I regained my consciousness after about half an hour, and they forced me to walk to a place nearby and stripped me. They asked me to tell them about the Maoists’ hiding place. I told them that I knew nothing about it. They ignored my answer though and continued to ask me questions about the Maoists.
“When did you start working with the Maoists? Where do they hide? Who do you know among them?”
I defended myself by saying that I was neither a Maoist nor a supporter.
I didn’t have an answer because I knew nothing about the Maoists, but they didn’t believe me and started pelting me with boots, bamboo sticks, and polythene pipes, etc. I was naked and shivering. They dipped my head in a drum filled with stinky, muddy water. I kept suffocating. I was extremely cold and couldn’t breathe. I was certain that they wouldn’t let me live and lost all hope of living. I kept losing consciousness because I was so feeble.
After two hours, they ordered me to put on my clothes. My condition was so poor that one of them had to help dress me. Afterwards they threw me under a tent. It was probably midnight, and by then I was suffering from extreme pain all over my body. I couldn’t even push myself to move to the place where they told me to sleep.
Another man approached me and repeated the instructions, that I move to where I was instructed to sleep.
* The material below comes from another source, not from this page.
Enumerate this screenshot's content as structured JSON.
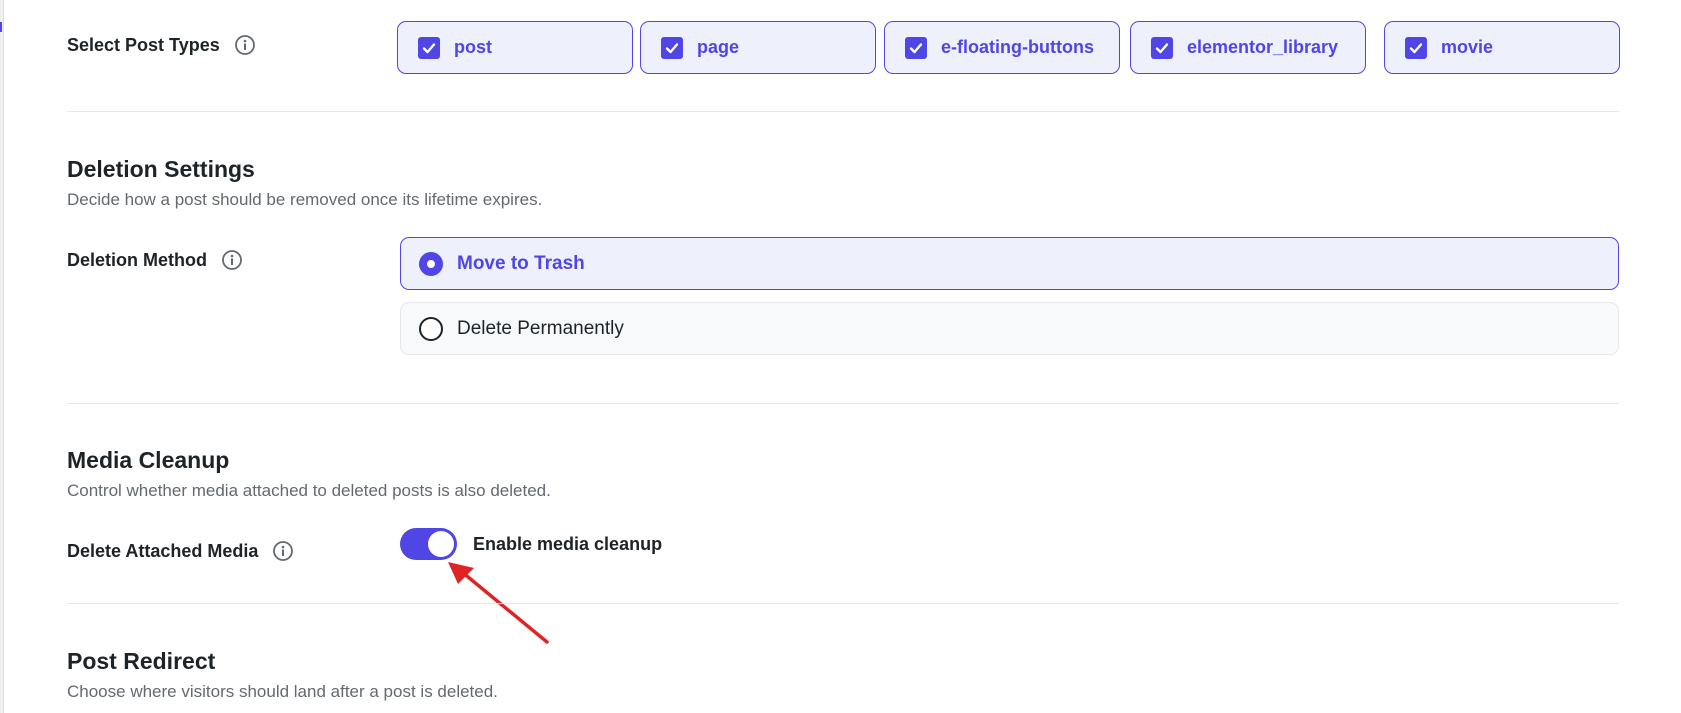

I recognised him from his voice and knew that he was one of the people who had arrested me. He asked me calmly the same questions that I had been asked by the other army men who had tortured me. I understood that each played a different role and this was part of their technique. Later I found out that his name was Major Bibek Bista. I could never satisfy Major Bista though.
I was so hungry that I could have eaten a horse. They did not give me any food. My whole body was aching. I would sleep by simply wrapping myself with an old blanket. The chill could kill. I fell on the ground because the old cot was not strong enough to handle my weight and I was semiconscious. My body was covered in blood. I would wail unconsciously due to the extreme pain.
I heard the guards kick my broken cot with their boots during the night.
“You are still alive?” they said.
I had lost all hope and confidence of living. Imagining further intense and painful days ahead, I spent my first miserable night this way in army custody.